In [2]:
import os
import pandas as pd
import torch
from transformers import AutoTokenizer, AutoModelForSequenceClassification, Trainer, TrainingArguments
from datasets import Dataset
from tqdm import tqdm
from transformers.tokenization_utils_base import BatchEncoding

# Load data
file_path = '../data/eu_references_rs.csv'
data = pd.read_csv(file_path)

# Initialize tokenizer and model
tokenizer = AutoTokenizer.from_pretrained("classla/bcms-bertic-parlasent-bcs-ter")
model = AutoModelForSequenceClassification.from_pretrained("classla/bcms-bertic-parlasent-bcs-ter")



In [4]:
def chunk_text(text, max_token_length=512):
    tokenized_text = tokenizer([text], truncation=False, padding=False)
    raw_tokens = tokenized_text["input_ids"][0]
    token_length = len(raw_tokens)

    if token_length > max_token_length:
        # How many 'chunks' of max_token_length fit into the total length
        int_quotient = token_length // max_token_length

        # Find the index / interval for where to cut the chunks
        split_index = max_token_length
        token_batches = [
            raw_tokens[i * split_index: (i + 1) * split_index]
            for i in range(int_quotient + 1)
        ]

        # Rebuild the prediction dataset for each chunk
        batch_dict = {
            "input_ids": token_batches,
            "attention_mask": [[1] * len(token_batch) for token_batch in token_batches],
        }
        tokenized_text = {
            "input_ids": [token_batch + [tokenizer.pad_token_id] * (max_token_length - len(token_batch)) for token_batch in token_batches],
            "attention_mask": [[1] * len(token_batch) + [0] * (max_token_length - len(token_batch)) for token_batch in token_batches],
        }
    else:
        # Pad the sequence to max_token_length
        tokenized_text = tokenizer([text], truncation=True, max_length=max_token_length, padding='max_length')

    return tokenized_text


In [5]:
# Initialize lists to store tokenized input_ids and attention_mask
input_ids_list = []
attention_mask_list = []

# Tokenize speeches and collect input_ids and attention_mask
for speech in tqdm(data['speech']):
    tokens = chunk_text(speech)
    input_ids_list.extend(tokens['input_ids'])
    attention_mask_list.extend(tokens['attention_mask'])

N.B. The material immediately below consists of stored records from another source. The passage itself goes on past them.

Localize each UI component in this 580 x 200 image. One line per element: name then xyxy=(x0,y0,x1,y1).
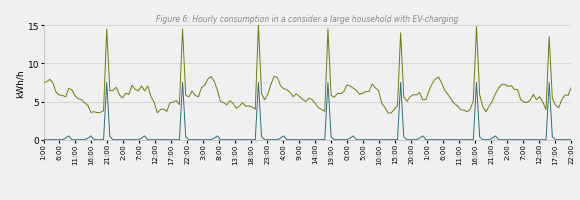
Y-axis label: kWh/h: kWh/h xyxy=(16,69,25,97)
Title: Figure 6: Hourly consumption in a consider a large household with EV-charging: Figure 6: Hourly consumption in a consid… xyxy=(156,15,459,24)
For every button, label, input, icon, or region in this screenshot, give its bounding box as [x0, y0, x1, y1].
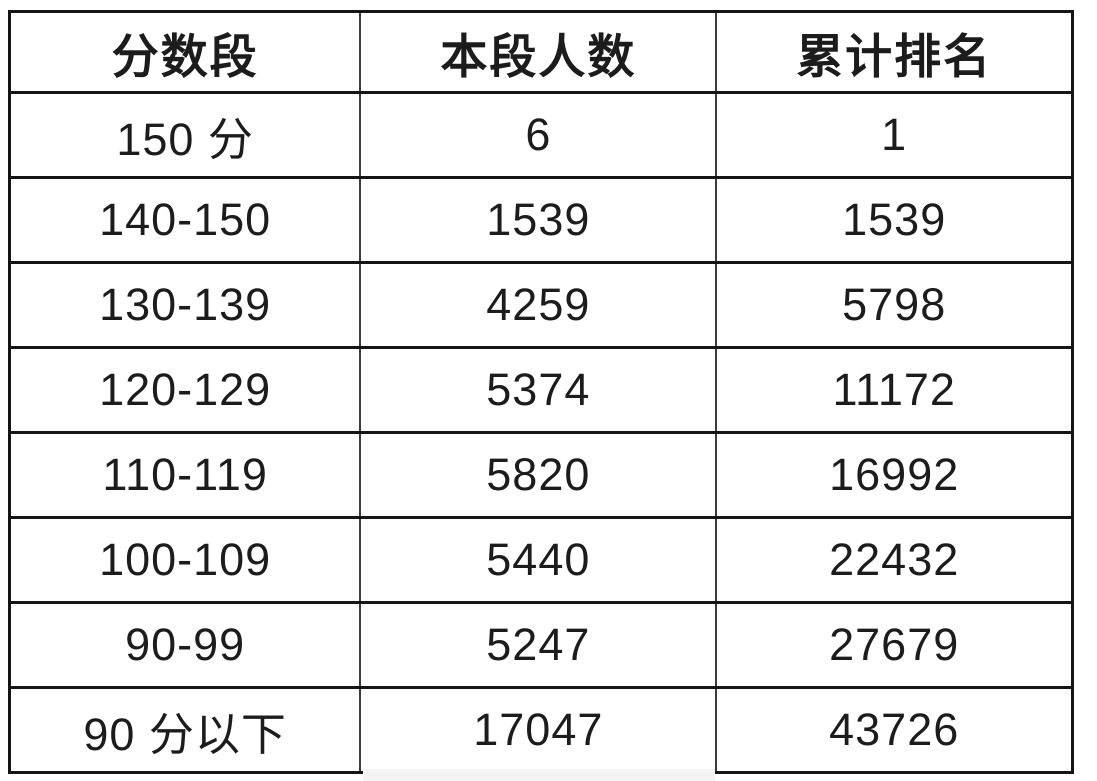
table-header: 分数段 本段人数 累计排名	[8, 10, 1075, 94]
table-row: 150 分 6 1	[8, 91, 1075, 179]
cell-segment-count: 17047	[359, 686, 718, 774]
cell-cumulative-rank: 5798	[715, 261, 1075, 349]
table-row: 130-139 4259 5798	[8, 261, 1075, 349]
table-row: 110-119 5820 16992	[8, 431, 1075, 519]
cell-score-range: 100-109	[8, 516, 362, 604]
cell-score-range: 150 分	[8, 91, 362, 179]
cell-cumulative-rank: 16992	[715, 431, 1075, 519]
cell-cumulative-rank: 22432	[715, 516, 1075, 604]
cell-segment-count: 6	[359, 91, 718, 179]
table-row: 90-99 5247 27679	[8, 601, 1075, 689]
table-row: 90 分以下 17047 43726	[8, 686, 1075, 774]
cell-score-range: 130-139	[8, 261, 362, 349]
cell-score-range: 140-150	[8, 176, 362, 264]
header-score-range: 分数段	[8, 10, 362, 94]
cell-score-range: 120-129	[8, 346, 362, 434]
cell-cumulative-rank: 1539	[715, 176, 1075, 264]
cell-score-range: 90 分以下	[8, 686, 362, 774]
cell-score-range: 110-119	[8, 431, 362, 519]
score-distribution-table: 分数段 本段人数 累计排名 150 分 6 1 140-150 1539 153…	[8, 10, 1075, 774]
header-row: 分数段 本段人数 累计排名	[8, 10, 1075, 94]
cell-cumulative-rank: 11172	[715, 346, 1075, 434]
table-body: 150 分 6 1 140-150 1539 1539 130-139 4259…	[8, 91, 1075, 774]
table-row: 140-150 1539 1539	[8, 176, 1075, 264]
cell-segment-count: 1539	[359, 176, 718, 264]
cell-cumulative-rank: 1	[715, 91, 1075, 179]
cell-cumulative-rank: 27679	[715, 601, 1075, 689]
cell-segment-count: 4259	[359, 261, 718, 349]
table-row: 120-129 5374 11172	[8, 346, 1075, 434]
cell-segment-count: 5820	[359, 431, 718, 519]
cell-segment-count: 5374	[359, 346, 718, 434]
cell-segment-count: 5440	[359, 516, 718, 604]
cell-cumulative-rank: 43726	[715, 686, 1075, 774]
bottom-partial-strip	[363, 769, 715, 781]
cell-score-range: 90-99	[8, 601, 362, 689]
header-segment-count: 本段人数	[359, 10, 718, 94]
header-cumulative-rank: 累计排名	[715, 10, 1075, 94]
table-row: 100-109 5440 22432	[8, 516, 1075, 604]
cell-segment-count: 5247	[359, 601, 718, 689]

# Create dictionary for Dataset.from_dict()
tokenized_data = {
    'input_ids': input_ids_list,
    'attention_mask': attention_mask_list,
}


  0%|          | 0/3485 [00:00<?, ?it/s]Token indices sequence length is longer than the specified maximum sequence length for this model (1340 > 512). Running this sequence through the model will result in indexing errors
100%|██████████| 3485/3485 [00:14<00:00, 239.44it/s]


In [6]:
# Create Dataset object
pred_dataset = Dataset.from_dict(tokenized_data)

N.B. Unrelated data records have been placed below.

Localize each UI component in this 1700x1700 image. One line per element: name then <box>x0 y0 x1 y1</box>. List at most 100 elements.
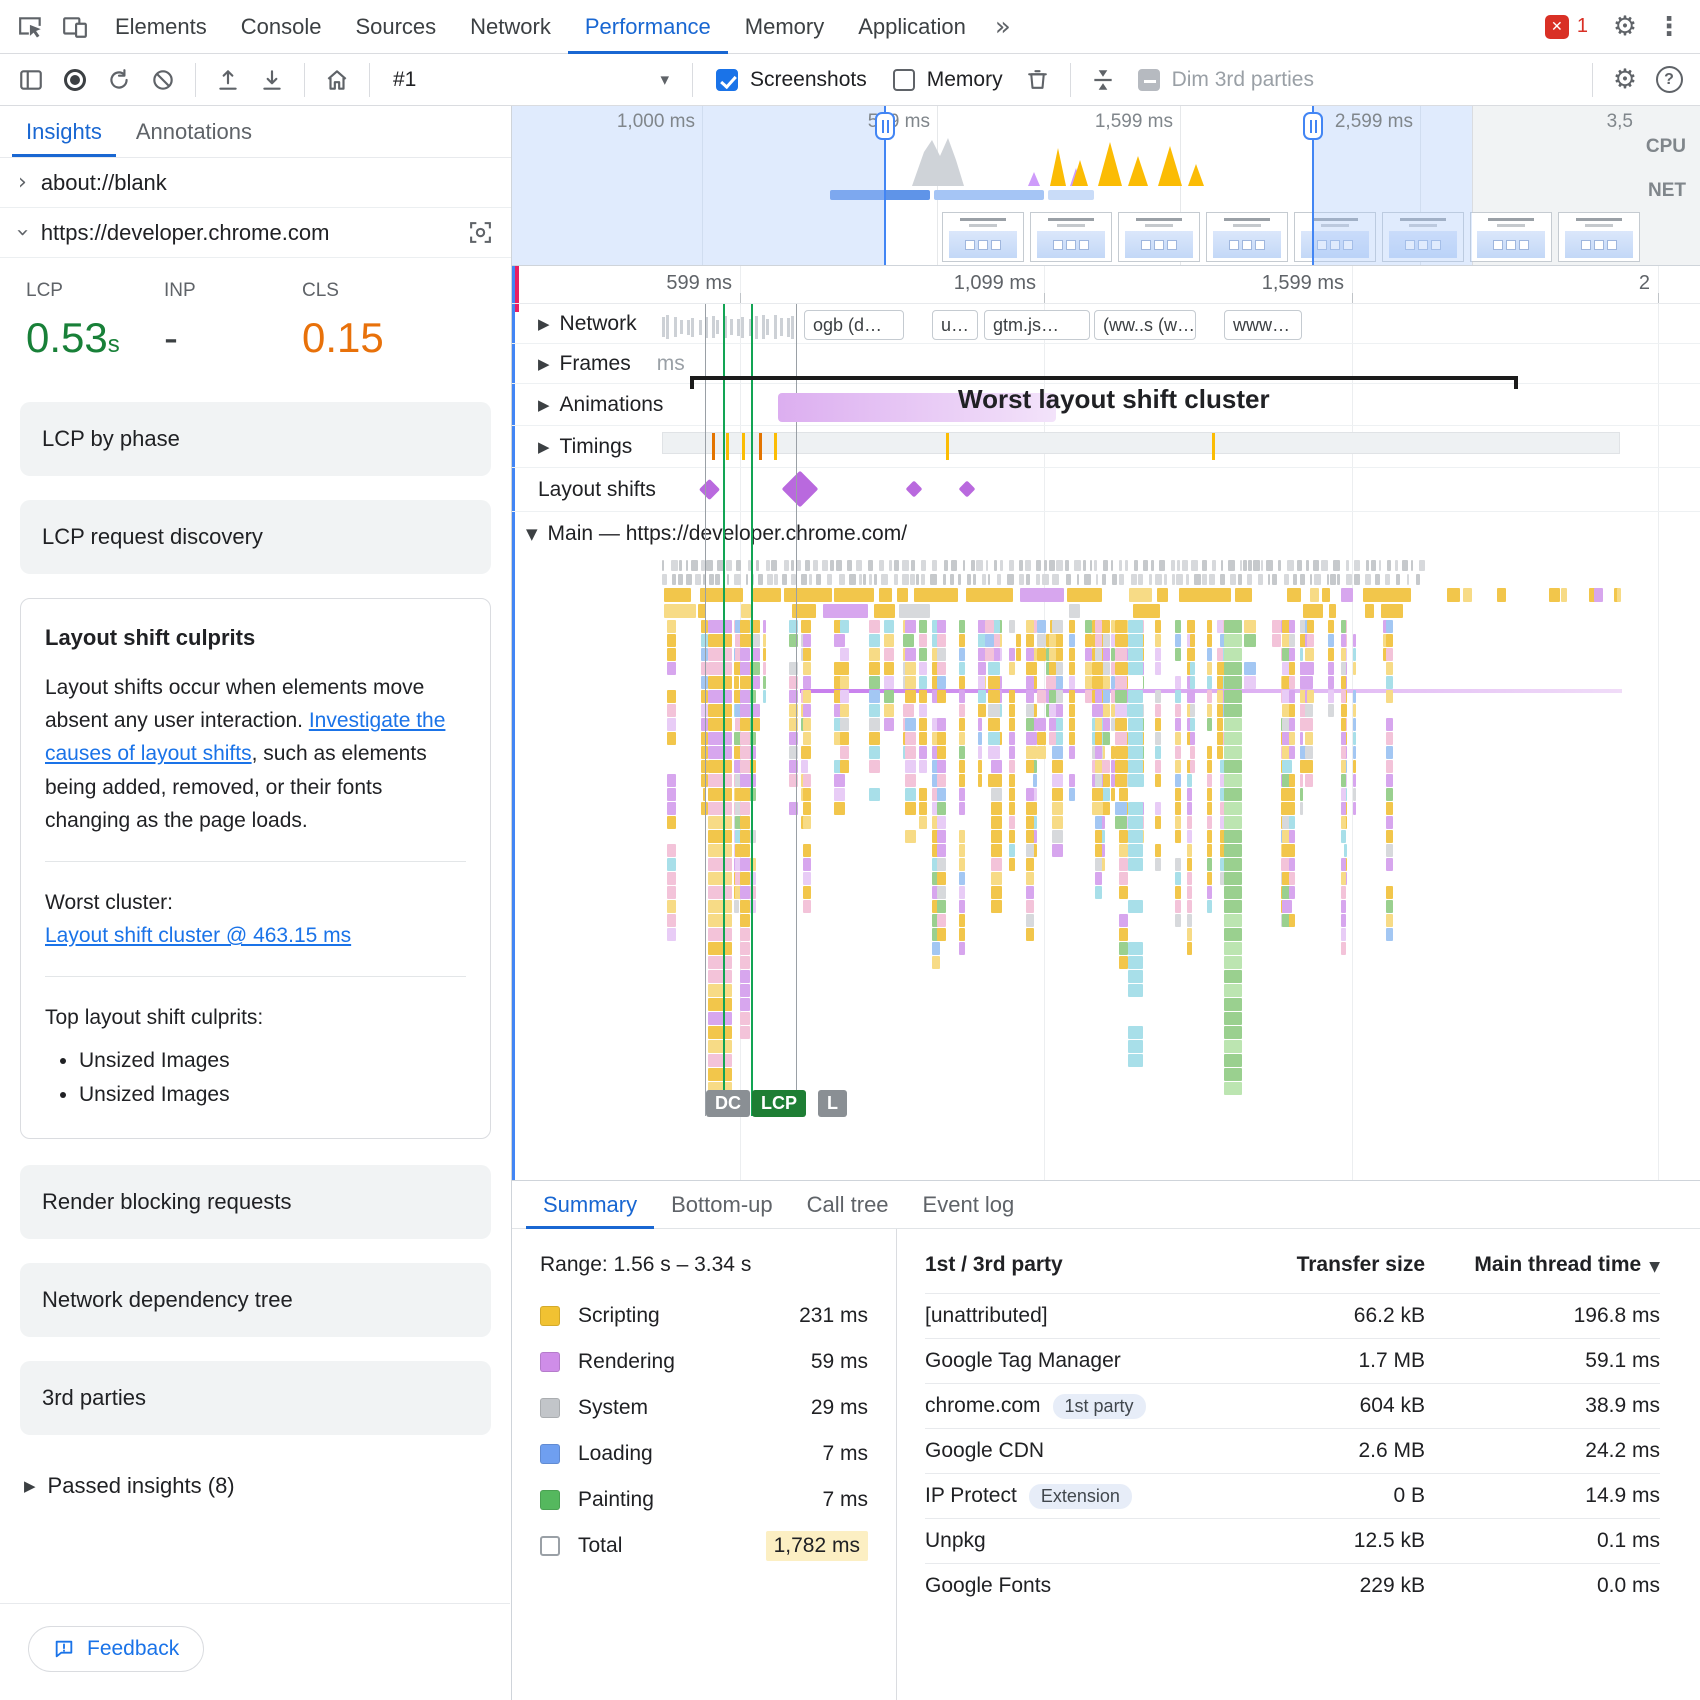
flame-entry[interactable] <box>1175 830 1182 843</box>
flame-entry[interactable] <box>708 704 732 717</box>
flame-entry[interactable] <box>1244 634 1256 647</box>
flame-entry[interactable] <box>951 560 958 571</box>
flame-entry[interactable] <box>773 574 778 585</box>
flame-entry[interactable] <box>708 956 732 969</box>
flame-entry[interactable] <box>1128 900 1143 913</box>
flame-entry[interactable] <box>937 774 946 787</box>
capture-settings-gear-icon[interactable]: ⚙ <box>1612 64 1638 95</box>
flame-entry[interactable] <box>1258 574 1264 585</box>
flame-entry[interactable] <box>869 662 880 675</box>
flame-entry[interactable] <box>915 574 920 585</box>
flame-entry[interactable] <box>1386 760 1393 773</box>
flame-entry[interactable] <box>1128 1040 1143 1053</box>
flame-entry[interactable] <box>868 574 872 585</box>
flame-entry[interactable] <box>937 816 946 829</box>
flame-entry[interactable] <box>734 844 742 857</box>
flame-entry[interactable] <box>932 928 940 941</box>
flame-entry[interactable] <box>1462 588 1473 602</box>
flame-entry[interactable] <box>1330 574 1336 585</box>
flame-entry[interactable] <box>734 760 742 773</box>
timing-marker[interactable] <box>712 433 715 460</box>
flame-entry[interactable] <box>1128 718 1143 731</box>
flame-entry[interactable] <box>1051 788 1064 801</box>
flame-entry[interactable] <box>1340 676 1346 689</box>
flame-entry[interactable] <box>664 588 691 602</box>
flame-entry[interactable] <box>987 662 1000 675</box>
flame-entry[interactable] <box>740 858 750 871</box>
flame-entry[interactable] <box>918 704 928 717</box>
flame-entry[interactable] <box>984 634 995 647</box>
flame-entry[interactable] <box>803 634 812 647</box>
flame-entry[interactable] <box>1340 634 1346 647</box>
flame-entry[interactable] <box>1033 648 1038 661</box>
flame-entry[interactable] <box>740 816 750 829</box>
table-row[interactable]: Google Fonts 229 kB 0.0 ms <box>925 1563 1660 1608</box>
flame-entry[interactable] <box>1224 760 1242 773</box>
flame-entry[interactable] <box>1244 662 1256 675</box>
flame-entry[interactable] <box>740 620 750 633</box>
flame-entry[interactable] <box>1175 760 1182 773</box>
flame-entry[interactable] <box>932 900 940 913</box>
flame-entry[interactable] <box>1289 718 1295 731</box>
flame-entry[interactable] <box>839 662 849 675</box>
flame-entry[interactable] <box>1095 690 1102 703</box>
flame-entry[interactable] <box>1095 858 1102 871</box>
flame-entry[interactable] <box>1336 574 1341 585</box>
flame-entry[interactable] <box>1328 634 1335 647</box>
flame-entry[interactable] <box>1190 704 1195 717</box>
flame-entry[interactable] <box>1009 560 1014 571</box>
flame-entry[interactable] <box>1025 574 1030 585</box>
flame-entry[interactable] <box>937 648 946 661</box>
flame-entry[interactable] <box>1085 648 1093 661</box>
tab-sources[interactable]: Sources <box>355 13 437 39</box>
flame-entry[interactable] <box>1224 984 1242 997</box>
flame-entry[interactable] <box>1289 914 1295 927</box>
flame-entry[interactable] <box>1352 746 1356 759</box>
flame-entry[interactable] <box>1115 620 1127 633</box>
flame-entry[interactable] <box>803 746 812 759</box>
flame-entry[interactable] <box>734 620 742 633</box>
flame-entry[interactable] <box>958 788 966 801</box>
flame-entry[interactable] <box>1186 844 1193 857</box>
flame-entry[interactable] <box>1175 914 1182 927</box>
flame-entry[interactable] <box>1280 858 1290 871</box>
flame-entry[interactable] <box>1009 732 1015 745</box>
flame-entry[interactable] <box>984 648 995 661</box>
flame-entry[interactable] <box>884 690 894 703</box>
flame-entry[interactable] <box>751 704 760 717</box>
flame-entry[interactable] <box>1085 676 1093 689</box>
flame-entry[interactable] <box>958 900 966 913</box>
flame-entry[interactable] <box>1253 560 1260 571</box>
flame-entry[interactable] <box>708 914 732 927</box>
flame-entry[interactable] <box>1207 858 1212 871</box>
flame-entry[interactable] <box>1207 802 1212 815</box>
flame-entry[interactable] <box>1155 662 1162 675</box>
flame-entry[interactable] <box>740 844 750 857</box>
flame-entry[interactable] <box>990 872 1003 885</box>
flame-entry[interactable] <box>708 662 732 675</box>
flame-entry[interactable] <box>910 574 915 585</box>
flame-entry[interactable] <box>903 704 914 717</box>
flame-entry[interactable] <box>905 718 917 731</box>
flame-entry[interactable] <box>708 816 732 829</box>
flame-entry[interactable] <box>1065 560 1069 571</box>
flame-entry[interactable] <box>1175 774 1182 787</box>
flame-entry[interactable] <box>1129 588 1153 602</box>
flame-entry[interactable] <box>1378 560 1382 571</box>
flame-entry[interactable] <box>932 886 940 899</box>
flame-entry[interactable] <box>1118 788 1128 801</box>
flame-entry[interactable] <box>734 634 742 647</box>
flame-entry[interactable] <box>990 900 1003 913</box>
flame-entry[interactable] <box>1128 1012 1143 1025</box>
flame-entry[interactable] <box>937 746 946 759</box>
flame-entry[interactable] <box>1289 816 1295 829</box>
flame-entry[interactable] <box>1281 844 1293 857</box>
flame-entry[interactable] <box>967 574 971 585</box>
flame-entry[interactable] <box>1069 774 1076 787</box>
flame-entry[interactable] <box>1175 788 1182 801</box>
flame-entry[interactable] <box>1037 634 1047 647</box>
flame-entry[interactable] <box>958 676 966 689</box>
flame-entry[interactable] <box>762 676 767 689</box>
flame-entry[interactable] <box>869 732 880 745</box>
flame-entry[interactable] <box>889 560 893 571</box>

# Ensure all input_ids and attention_mask are in a format expected by the model
pred_dataset.set_format(type='torch', columns=['input_ids', 'attention_mask'])
output_dir = os.path.expanduser('~/transformers_output')
os.makedirs(output_dir, exist_ok=True)

# Define training arguments
training_args = TrainingArguments(
    output_dir=output_dir,
    per_device_eval_batch_size=8,
)

# Define trainer
trainer = Trainer(
    model=model,
    args=training_args,
)



In [7]:
# Function to get the prediction label for each batch
def get_prediction_labels(predictions):
    pred_logits = torch.tensor(predictions.predictions)
    pred_probs = torch.softmax(pred_logits, dim=-1)
    pred_labels = torch.argmax(pred_probs, dim=-1)
    return pred_labels



In [8]:
# Make predictions
predictions = trainer.predict(pred_dataset)

# Get prediction labels
prediction_labels = get_prediction_labels(predictions).tolist()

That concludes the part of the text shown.